Pertama, kenali diri sendiri. Kalau anda suka berdiam diri ketimbang melibatkan diri dalam kelompok, kurang suka bersosialisasi, anda bisa jadi termasuk dalam kategori introvert. Anda memiliki kecenderungan untuk menutup diri dan membatasi pergaulan dengan orang-orang sekitar. Anda bisa mengatasinya dengan cara bertahap. Misalnya, coba kemukakan hal-hal positif yang anda miliki kepada orang-orang yang anda rasa dekat serta mengerti akan kepribadian anda. Sampaikan apa yang menjadi kesukaan ataupun ketidak-sukaan anda kepadanya dengan sejumlah alasan yang kira-kira menurut anda dapat dimengerti atau diterima oleh orang lain. Misalnya, tentang akibat merokok di sembarang tempat bagi kesehatan, polusi dan pemborosan. Kemudian, tanyakan bagaimana pendapatnya tentang pola pikir anda yang demikian. Mintalah nasihat, bagaimana memulai menyampaikan ide kepada yang lain.

Kedua, kenali pribadi orang lain. Anda tidak bisa ngomong ‘seenaknya’, kepada orang yang duduk di sebelah anda ketika berada di bus umum , ketika dia sedang merokok, betapapun anda membencinya.
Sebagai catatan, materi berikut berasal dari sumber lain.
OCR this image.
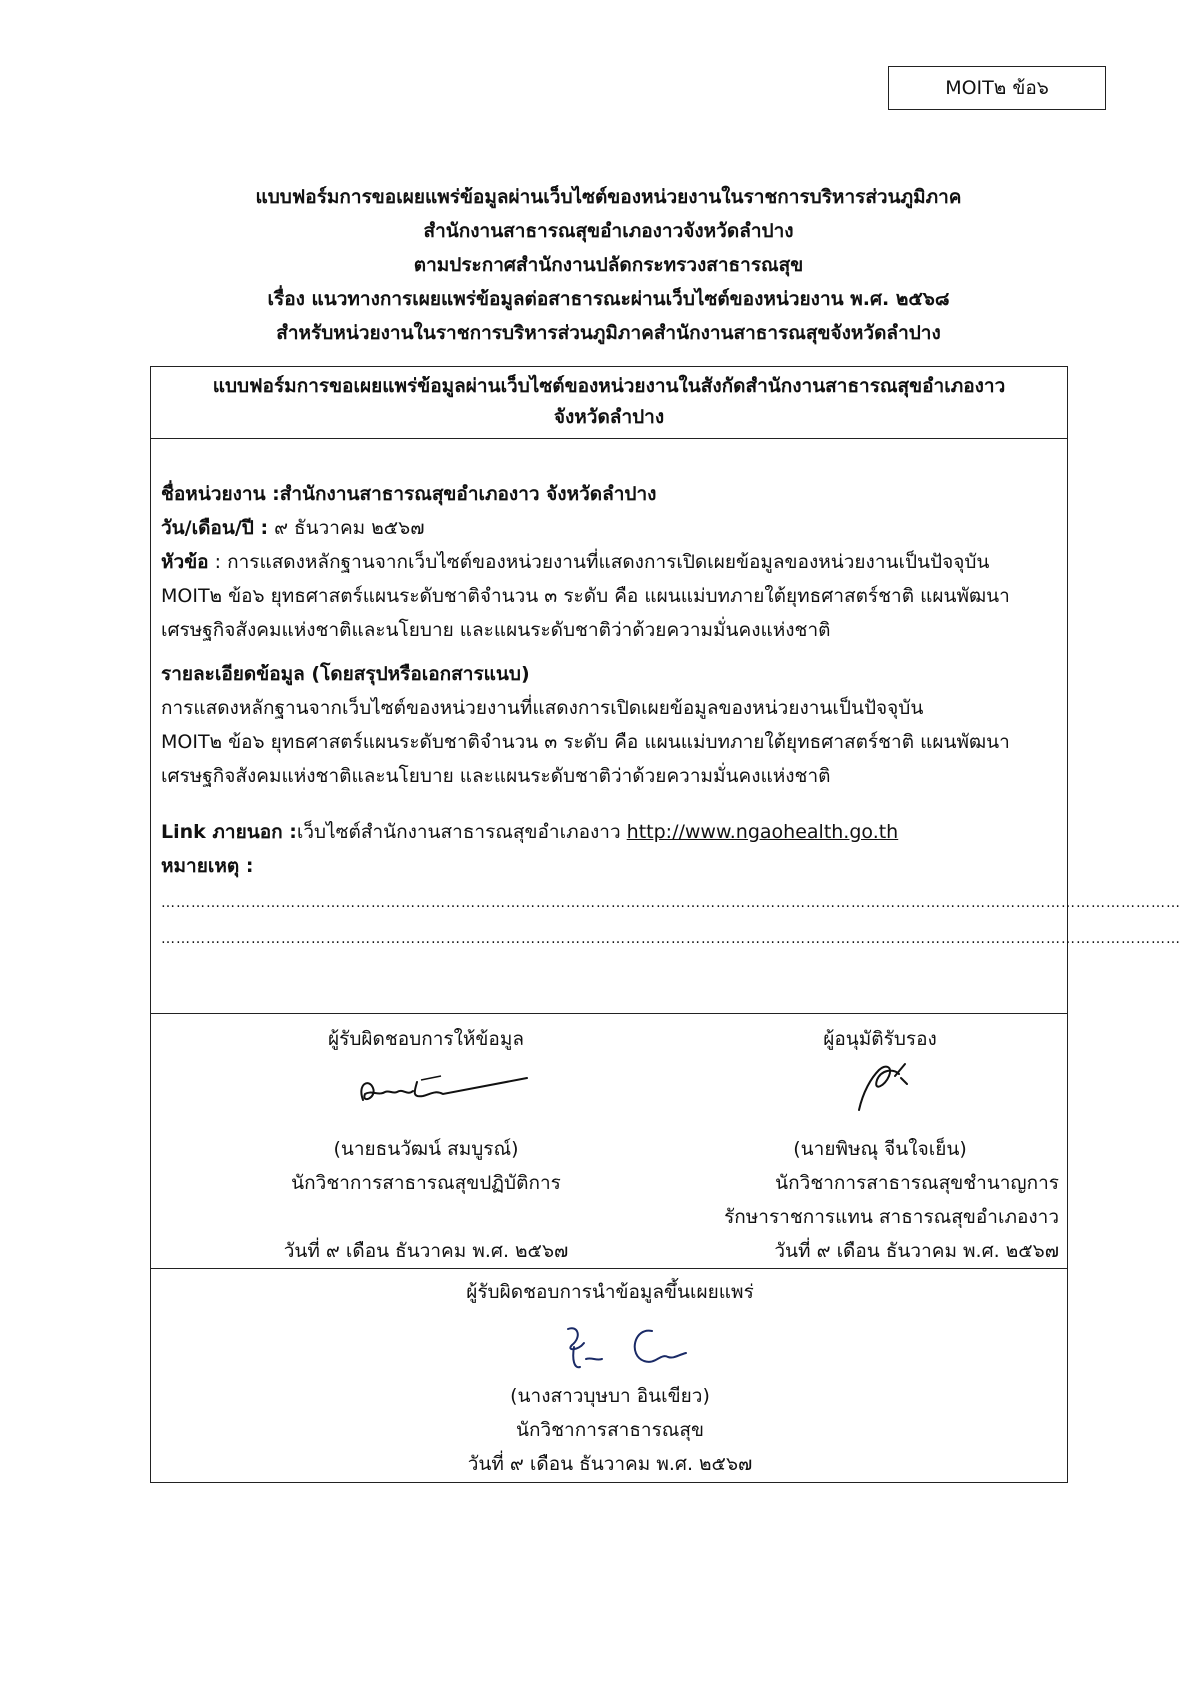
MOIT๒ ข้อ๖
แบบฟอร์มการขอเผยแพร่ข้อมูลผ่านเว็บไซต์ของหน่วยงานในราชการบริหารส่วนภูมิภาค
สำนักงานสาธารณสุขอำเภองาวจังหวัดลำปาง
ตามประกาศสำนักงานปลัดกระทรวงสาธารณสุข
เรื่อง แนวทางการเผยแพร่ข้อมูลต่อสาธารณะผ่านเว็บไซต์ของหน่วยงาน พ.ศ. ๒๕๖๘
สำหรับหน่วยงานในราชการบริหารส่วนภูมิภาคสำนักงานสาธารณสุขจังหวัดลำปาง
แบบฟอร์มการขอเผยแพร่ข้อมูลผ่านเว็บไซต์ของหน่วยงานในสังกัดสำนักงานสาธารณสุขอำเภองาว
จังหวัดลำปาง
ชื่อหน่วยงาน :สำนักงานสาธารณสุขอำเภองาว จังหวัดลำปาง
วัน/เดือน/ปี : ๙ ธันวาคม ๒๕๖๗
หัวข้อ : การแสดงหลักฐานจากเว็บไซต์ของหน่วยงานที่แสดงการเปิดเผยข้อมูลของหน่วยงานเป็นปัจจุบัน
MOIT๒ ข้อ๖ ยุทธศาสตร์แผนระดับชาติจำนวน ๓ ระดับ คือ แผนแม่บทภายใต้ยุทธศาสตร์ชาติ แผนพัฒนา
เศรษฐกิจสังคมแห่งชาติและนโยบาย และแผนระดับชาติว่าด้วยความมั่นคงแห่งชาติ
รายละเอียดข้อมูล (โดยสรุปหรือเอกสารแนบ)
การแสดงหลักฐานจากเว็บไซต์ของหน่วยงานที่แสดงการเปิดเผยข้อมูลของหน่วยงานเป็นปัจจุบัน
MOIT๒ ข้อ๖ ยุทธศาสตร์แผนระดับชาติจำนวน ๓ ระดับ คือ แผนแม่บทภายใต้ยุทธศาสตร์ชาติ แผนพัฒนา
เศรษฐกิจสังคมแห่งชาติและนโยบาย และแผนระดับชาติว่าด้วยความมั่นคงแห่งชาติ
Link ภายนอก :เว็บไซต์สำนักงานสาธารณสุขอำเภองาว http://www.ngaohealth.go.th
หมายเหตุ :
……………………………………………………………………………………………………………………………………………………………………………………
……………………………………………………………………………………………………………………………………………………………………………………
ผู้รับผิดชอบการให้ข้อมูล
(นายธนวัฒน์ สมบูรณ์)
นักวิชาการสาธารณสุขปฏิบัติการ
วันที่ ๙ เดือน ธันวาคม พ.ศ. ๒๕๖๗
ผู้อนุมัติรับรอง
(นายพิษณุ จีนใจเย็น)
นักวิชาการสาธารณสุขชำนาญการ
รักษาราชการแทน สาธารณสุขอำเภองาว
วันที่ ๙ เดือน ธันวาคม พ.ศ. ๒๕๖๗
ผู้รับผิดชอบการนำข้อมูลขึ้นเผยแพร่
(นางสาวบุษบา อินเขียว)
นักวิชาการสาธารณสุข
วันที่ ๙ เดือน ธันวาคม พ.ศ. ๒๕๖๗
Sikap santun perlu kita tunjukkan kepada orang lain. Respek merupakan prioritas kita apabila berhubungan dengan orang lain, meski sikap atau tindakannya tidak kita sukai. Makanya, ungkapan seperti: “Maaf, panas dan pengab di dalam bus ya Pak? Tolong rokoknya dimatikan?” bisa menjadi contoh ketidak-setujuan dalam bentuk permohonan sopan yang universal. Namun jika anda sudah kenal dengan orangnya, barangkali kata-kata ‘maaf, tolong, bagaimana jika…’ dan lain-lain, mungkin saja tidak perlu, walaupun yang ini tetap direkomendasikan sebagai adab berbicara. Jika menolak? Minta pihak yang berwenang untuk mengatasinya, misalnya kepada kondektur atau sopir bus nya. Susahnya, mayoritas orang kita perokok! Jadi, manajemen bus yang bertanggungjawab terhadap kepentingan publik.
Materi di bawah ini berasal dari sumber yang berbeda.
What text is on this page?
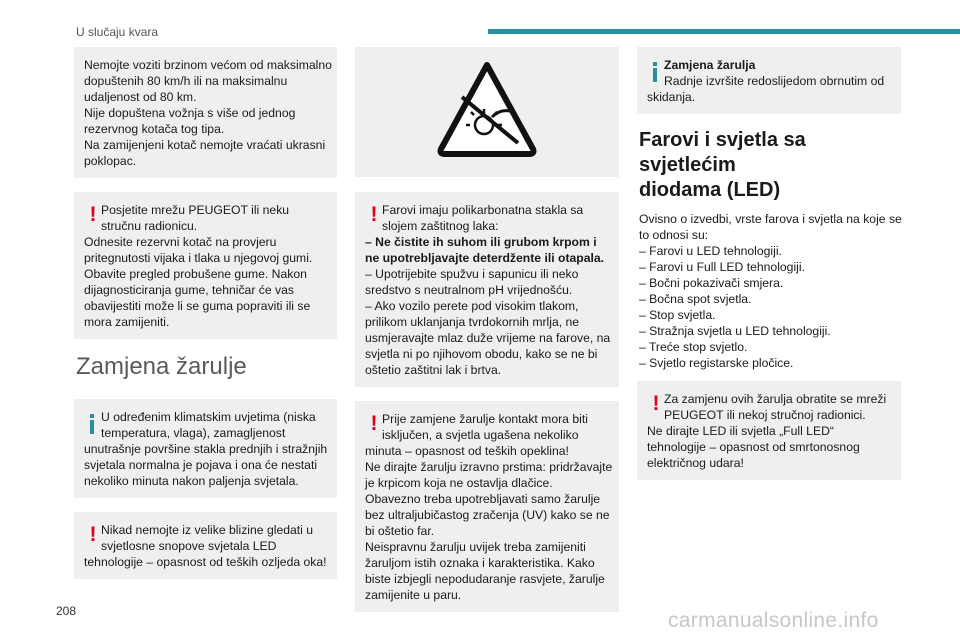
U slučaju kvara
Nemojte voziti brzinom većom od maksimalno
dopuštenih 80 km/h ili na maksimalnu
udaljenost od 80 km.
Nije dopuštena vožnja s više od jednog
rezervnog kotača tog tipa.
Na zamijenjeni kotač nemojte vraćati ukrasni
poklopac.
! Posjetite mrežu PEUGEOT ili neku
stručnu radionicu.
Odnesite rezervni kotač na provjeru
pritegnutosti vijaka i tlaka u njegovoj gumi.
Obavite pregled probušene gume. Nakon
dijagnosticiranja gume, tehničar će vas
obavijestiti može li se guma popraviti ili se
mora zamijeniti.
Zamjena žarulje
U određenim klimatskim uvjetima (niska
temperatura, vlaga), zamagljenost
unutrašnje površine stakla prednjih i stražnjih
svjetala normalna je pojava i ona će nestati
nekoliko minuta nakon paljenja svjetala.
! Nikad nemojte iz velike blizine gledati u
svjetlosne snopove svjetala LED
tehnologije – opasnost od teških ozljeda oka!
! Farovi imaju polikarbonatna stakla sa
slojem zaštitnog laka:
– Ne čistite ih suhom ili grubom krpom i
ne upotrebljavajte deterdžente ili otapala.
– Upotrijebite spužvu i sapunicu ili neko
sredstvo s neutralnom pH vrijednošću.
– Ako vozilo perete pod visokim tlakom,
prilikom uklanjanja tvrdokornih mrlja, ne
usmjeravajte mlaz duže vrijeme na farove, na
svjetla ni po njihovom obodu, kako se ne bi
oštetio zaštitni lak i brtva.
! Prije zamjene žarulje kontakt mora biti
isključen, a svjetla ugašena nekoliko
minuta – opasnost od teških opeklina!
Ne dirajte žarulju izravno prstima: pridržavajte
je krpicom koja ne ostavlja dlačice.
Obavezno treba upotrebljavati samo žarulje
bez ultraljubičastog zračenja (UV) kako se ne
bi oštetio far.
Neispravnu žarulju uvijek treba zamijeniti
žaruljom istih oznaka i karakteristika. Kako
biste izbjegli nepodudaranje rasvjete, žarulje
zamijenite u paru.
Zamjena žarulja
Radnje izvršite redoslijedom obrnutim od
skidanja.
Farovi i svjetla sa svjetlećim
diodama (LED)
Ovisno o izvedbi, vrste farova i svjetla na koje se
to odnosi su:
– Farovi u LED tehnologiji.
– Farovi u Full LED tehnologiji.
– Bočni pokazivači smjera.
– Bočna spot svjetla.
– Stop svjetla.
– Stražnja svjetla u LED tehnologiji.
– Treće stop svjetlo.
– Svjetlo registarske pločice.
! Za zamjenu ovih žarulja obratite se mreži
PEUGEOT ili nekoj stručnoj radionici.
Ne dirajte LED ili svjetla „Full LED“
tehnologije – opasnost od smrtonosnog
električnog udara!
208	carmanualsonline.info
Ketiga, jangan berikan ‘harapan’. Saya sering menjumpai janji-janji seperti ini. Sebagai contoh, “I will try to see you at 4 Pm!” Sepertinya tegas dan meyakinkan. Padahal, kata-kata ‘Ya, saya usahakan’, adalah ungkapan yang membuat orang lain berharap. Menolak tidak, menjanjikan belum pula pasti. Sejatinya, di balik ungkapan ini, anda hanya bermaksud tidak ingin menyakiti hatinya. Pada akhirnya, justru sebaliknya. Anda akan mengorbankan bukan hanya diri sendiri. Program orang lain akan berantakan apabila anda tidak dapat memenuhi apa yang anda telah sampaikan kepadanya. Kepercayaan orang terhadap anda juga bakal berkurang.
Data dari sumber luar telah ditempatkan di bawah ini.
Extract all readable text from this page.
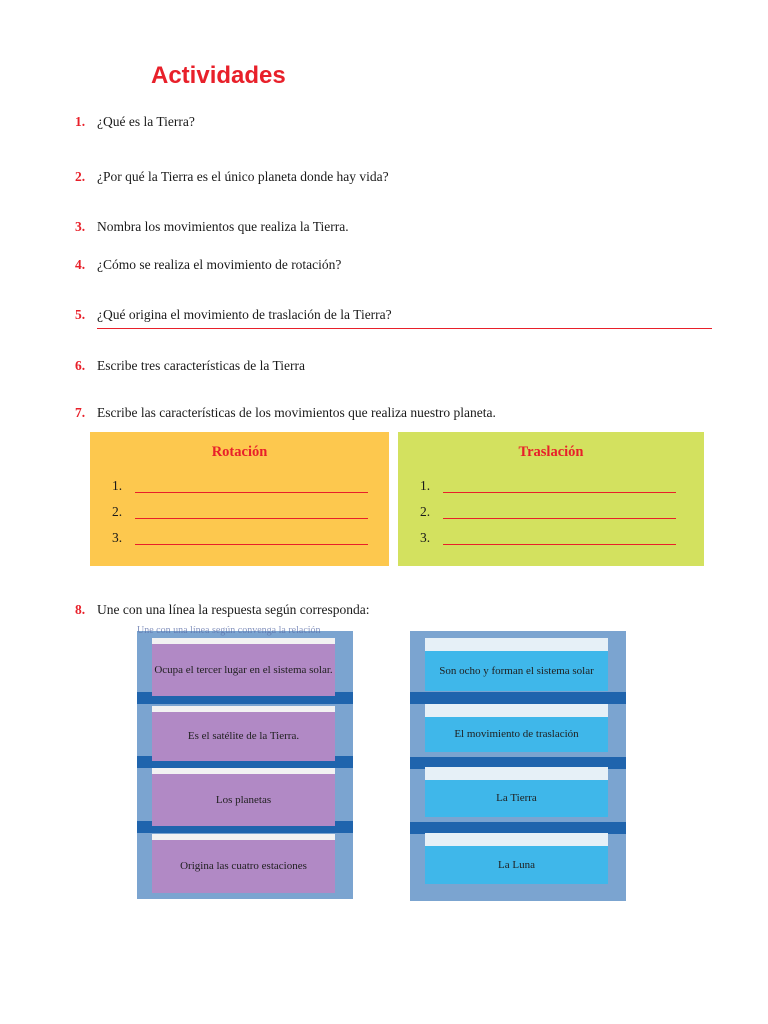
Actividades
1. ¿Qué es la Tierra?
2. ¿Por qué la Tierra es el único planeta donde hay vida?
3. Nombra los movimientos que realiza la Tierra.
4. ¿Cómo se realiza el movimiento de rotación?
5. ¿Qué origina el movimiento de traslación de la Tierra?
6. Escribe tres características de la Tierra
7. Escribe las características de los movimientos que realiza nuestro planeta.
Rotación
1.
2.
3.
Traslación
1.
2.
3.
8. Une con una línea la respuesta según corresponda:
Une con una línea según convenga la relación
Ocupa el tercer lugar en el sistema solar.
Es el satélite de la Tierra.
Los planetas
Origina las cuatro estaciones
Son ocho y forman el sistema solar
El movimiento de traslación
La Tierra
La Luna
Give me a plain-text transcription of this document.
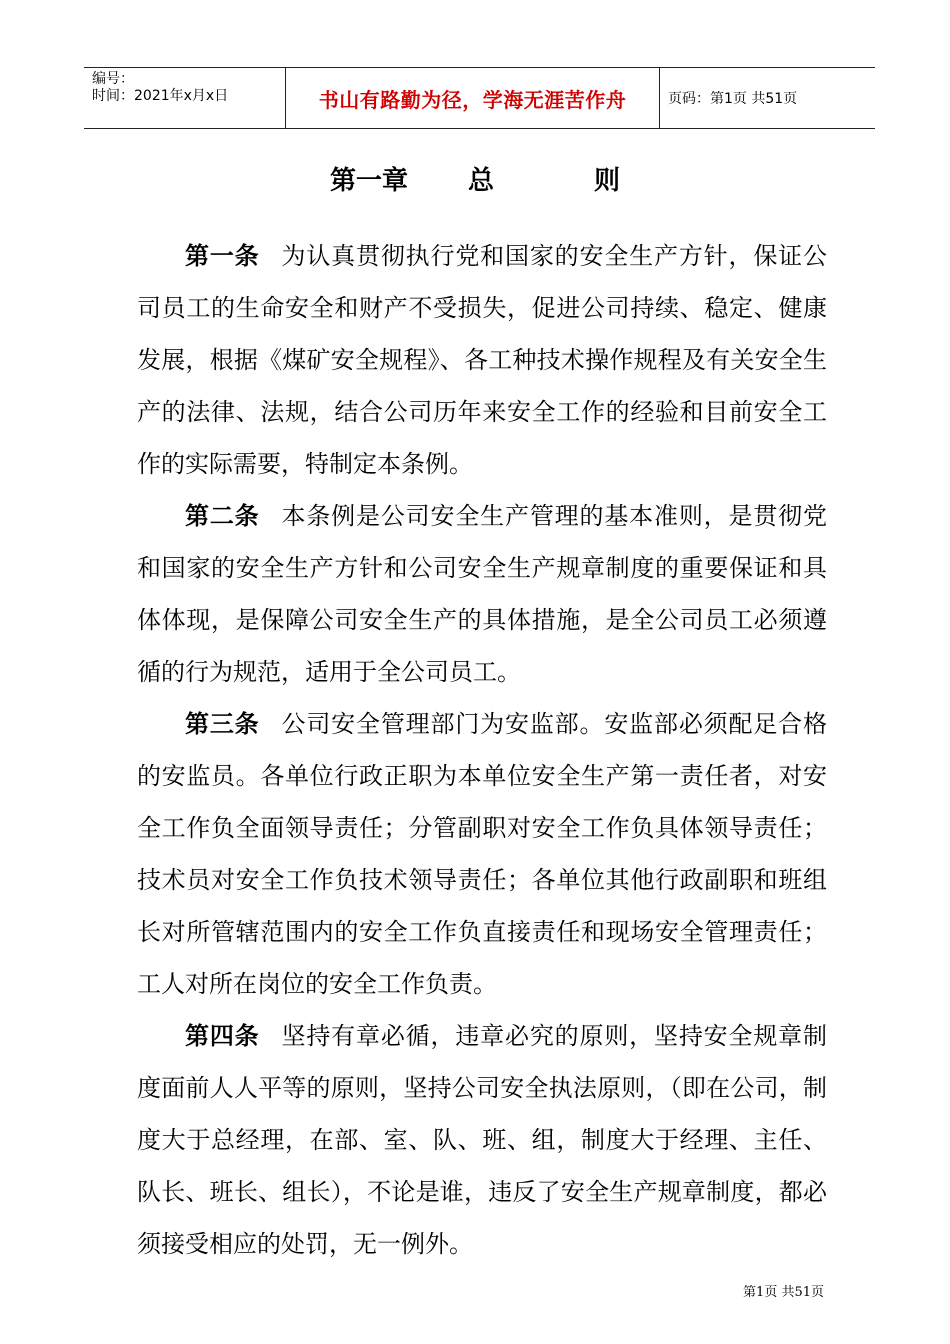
编号：
时间：2021年x月x日	书山有路勤为径，学海无涯苦作舟	页码：第1页 共51页
第一章 总	则

第一条 为认真贯彻执行党和国家的安全生产方针，保证公司员工的生命安全和财产不受损失，促进公司持续、稳定、健康发展，根据《煤矿安全规程》、各工种技术操作规程及有关安全生产的法律、法规，结合公司历年来安全工作的经验和目前安全工作的实际需要，特制定本条例。

第二条 本条例是公司安全生产管理的基本准则，是贯彻党和国家的安全生产方针和公司安全生产规章制度的重要保证和具体体现，是保障公司安全生产的具体措施，是全公司员工必须遵循的行为规范，适用于全公司员工。

第三条 公司安全管理部门为安监部。安监部必须配足合格的安监员。各单位行政正职为本单位安全生产第一责任者，对安全工作负全面领导责任；分管副职对安全工作负具体领导责任；技术员对安全工作负技术领导责任；各单位其他行政副职和班组长对所管辖范围内的安全工作负直接责任和现场安全管理责任；工人对所在岗位的安全工作负责。

第四条 坚持有章必循，违章必究的原则，坚持安全规章制度面前人人平等的原则，坚持公司安全执法原则，（即在公司，制度大于总经理，在部、室、队、班、组，制度大于经理、主任、队长、班长、组长），不论是谁，违反了安全生产规章制度，都必须接受相应的处罚，无一例外。

第1页 共51页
Demikian pula ungkapan ‘Insyaallah’ mestinya bagus dan sunnah dalam sudut pandang agama. Hanya saja, jangan diterjemahkan menjadi ‘insyaallah tidak bisa’. Insyaallah itu HARUS diterjemahkan menjadi probability, kemungkinan besar. Jangan justru sebaliknya. Saya biasanya menyindir rekan-rekan yang menjawab undangan atau ajakan saya dengan istilah ini. “What do you mean?” Seolah-olah saya tidak paham. Padahal, maksud saya agar jelas kecenderungannya. Mau atau tidak? Repotnya, kebanyakan istilah ini digunakan untuk menutupi ketidak-sanggupan lidah kita berkata ‘TIDAK’. Buntutnya, banyak orang yang mengkonotasikan istilah ‘Insyaallah’ ini jadi negatif.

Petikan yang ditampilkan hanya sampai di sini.